Je me figeai et la regardai, perplexe. Je perdis le contrôle de mes jambes qui me menèrent devant elle avant même que je ne reprenne mes esprits.

  • Triste enfant méprisé par son père, privé de sa mère, seul pour l’éternité. Vous êtes de sang royal mais votre sort est peu enviable.

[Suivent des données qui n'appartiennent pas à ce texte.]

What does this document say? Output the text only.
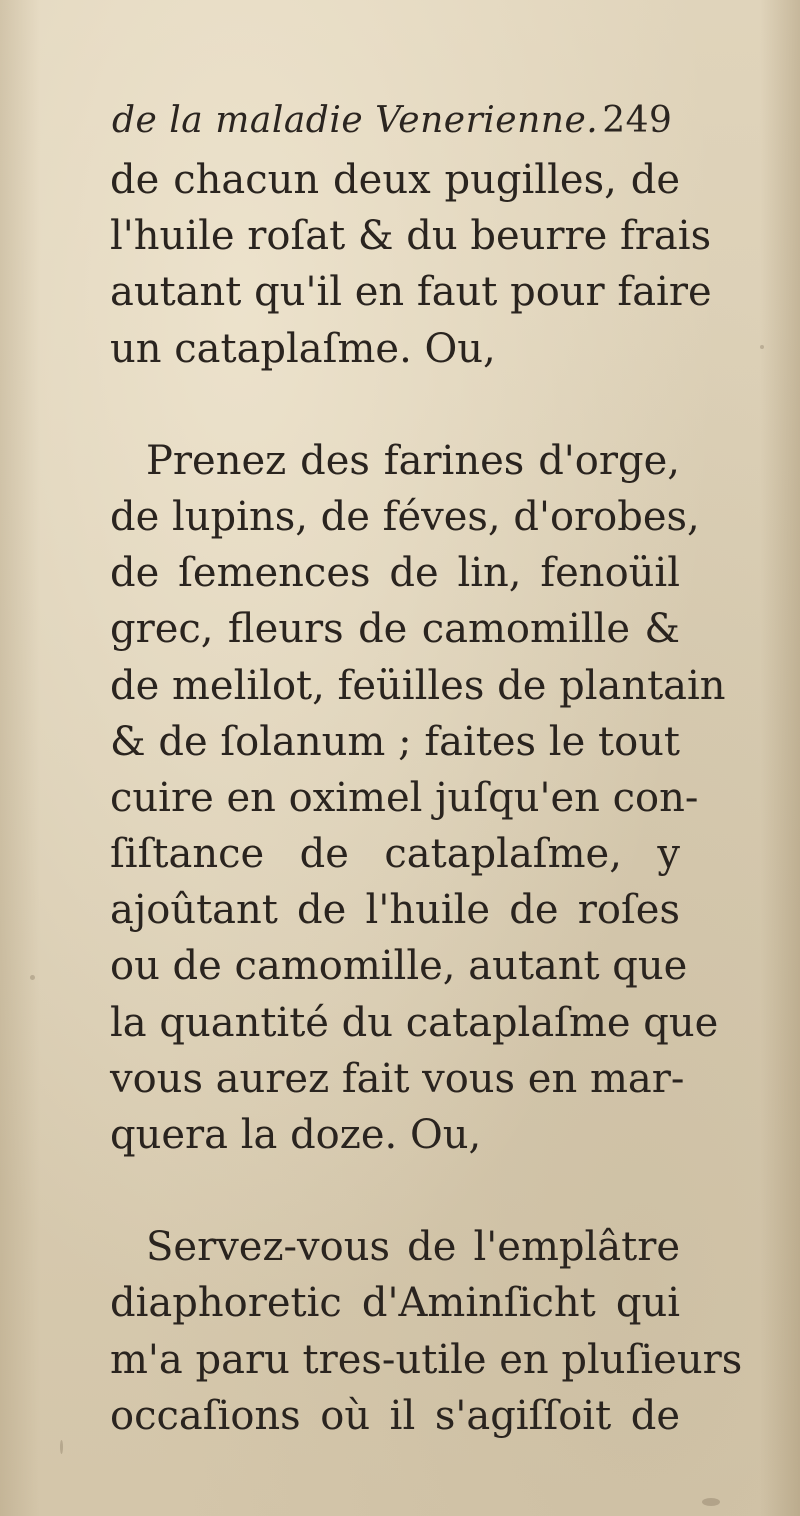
de la maladie Venerienne. 249
de chacun deux pugilles, de
l'huile roſat & du beurre frais
autant qu'il en faut pour faire
un cataplaſme. Ou,
Prenez des farines d'orge,
de lupins, de féves, d'orobes,
de ſemences de lin, fenoüil
grec, fleurs de camomille &
de melilot, feüilles de plantain
& de ſolanum ; faites le tout
cuire en oximel juſqu'en con-
ſiſtance de cataplaſme, y
ajoûtant de l'huile de roſes
ou de camomille, autant que
la quantité du cataplaſme que
vous aurez fait vous en mar-
quera la doze. Ou,
Servez-vous de l'emplâtre
diaphoretic d'Aminſicht qui
m'a paru tres-utile en pluſieurs
occaſions où il s'agiſſoit de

À ces mots, je reportai toute ma rage sur elle et levai la main pour la frapper, ce qui ne l’empêcha pas de poursuivre :

  • Tu es doué d’un esprit aiguisé qui ne t’apporte pourtant que souffrance. Laisse-moi t’aider.

Ma main retomba le long de mon corps, et le poids de mes longues années de détresse pesa soudain sur mes épaules. La vieille femme tendit une main parcheminée vers moi, ce qui déplaça la capuche qui couvrait son visage et révéla au clair de lune la ruse et la férocité de son regard. Elle tenait une bague noire de magnifique facture représentant la tête d’un démon hurlant dont les cornes devaient enlacer le doigt de son porteur. Fasciné par sa sombre beauté, j’approchais ma main pour la prendre et mieux l’observer. Quand je fus sur le point de la toucher, les doigts de la sorcière se refermèrent sur l’anneau, elle me saisit le poignet avec une force incroyable et plongea ses yeux dans les miens.

  • Si tu veux le pouvoir, si tu veux ce qui te revient de droit et plus encore, prends cet anneau. Porte-le un soir sans lune et crie son nom. Vah-Shatnâk. Invoque-le de tout ton être et tes problèmes s’envoleront. Il ne tient qu’à toi de devenir le plus grand monarque qu’ait porté ce monde.

Elle rouvrit lentement sa main et me laissa prendre l’objet. Je la fixai, assailli par une myriade de questions, par le désir de la porter à l’instant. Je levai les yeux sur la grosse lune gibbeuse accrochée dans le firmament. Un sourire carnassier barra le visage de la vieille femme. Dans moins de vingt jours je porterai l’anneau et crierai son nom. Elle le savait.